The poleis and the amphiones. – The primitive Greek population, devoted to pastoralism and agriculture, lived scattered throughout the countryside, in farmhouses and villages. The political life of the first states of some importance took place in the palace, or in the fortress where the king lived. But, when the latter was overthrown or emptied, power passed to the community of the wealthy residents, headed by the γένη of the nobles; and it was often necessary to establish a seat for the magistrates, for the senate, for the meetings of the popular assembly.
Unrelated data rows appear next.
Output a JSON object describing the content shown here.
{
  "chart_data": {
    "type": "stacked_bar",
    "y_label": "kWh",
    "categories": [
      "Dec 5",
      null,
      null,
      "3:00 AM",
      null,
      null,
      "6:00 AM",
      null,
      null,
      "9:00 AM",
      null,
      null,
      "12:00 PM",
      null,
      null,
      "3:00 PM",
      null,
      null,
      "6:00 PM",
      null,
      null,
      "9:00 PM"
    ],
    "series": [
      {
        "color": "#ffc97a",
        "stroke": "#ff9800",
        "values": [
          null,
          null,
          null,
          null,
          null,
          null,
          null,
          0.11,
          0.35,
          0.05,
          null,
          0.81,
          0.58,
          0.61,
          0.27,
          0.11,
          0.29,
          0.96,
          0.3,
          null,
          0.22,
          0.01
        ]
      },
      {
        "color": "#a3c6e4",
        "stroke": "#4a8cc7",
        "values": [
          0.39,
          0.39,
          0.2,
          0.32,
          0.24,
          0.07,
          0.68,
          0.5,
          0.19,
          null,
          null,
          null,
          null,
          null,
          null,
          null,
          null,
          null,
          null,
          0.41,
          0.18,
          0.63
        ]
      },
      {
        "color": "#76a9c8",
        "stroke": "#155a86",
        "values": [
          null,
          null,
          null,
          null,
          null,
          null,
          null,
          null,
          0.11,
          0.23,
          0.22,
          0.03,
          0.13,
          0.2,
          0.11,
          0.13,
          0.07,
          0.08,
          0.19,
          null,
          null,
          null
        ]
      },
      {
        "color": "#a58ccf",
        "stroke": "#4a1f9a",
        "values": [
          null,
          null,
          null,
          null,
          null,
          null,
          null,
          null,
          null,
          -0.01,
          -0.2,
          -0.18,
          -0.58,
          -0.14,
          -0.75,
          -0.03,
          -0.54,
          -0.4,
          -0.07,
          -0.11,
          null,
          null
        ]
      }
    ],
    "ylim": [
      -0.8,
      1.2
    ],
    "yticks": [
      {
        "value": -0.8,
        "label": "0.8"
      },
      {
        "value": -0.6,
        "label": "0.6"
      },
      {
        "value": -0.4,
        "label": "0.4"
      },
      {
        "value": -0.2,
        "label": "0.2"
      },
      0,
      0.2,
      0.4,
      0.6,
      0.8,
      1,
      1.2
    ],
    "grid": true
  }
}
The choice fell for or more on a location that met one or more of the following needs: that it was a meeting place for markets, or a port, or a cultural center, or a refuge in case of danger. Thus arose the Greek polis (see city), to whose conception the examples of the large non-Greek inhabited centers, the Aegean islands and the Anatolian coasts, and the large centers, in which the Greek colonists had to organize themselves, had to contribute to resist to attacks by destitute populations.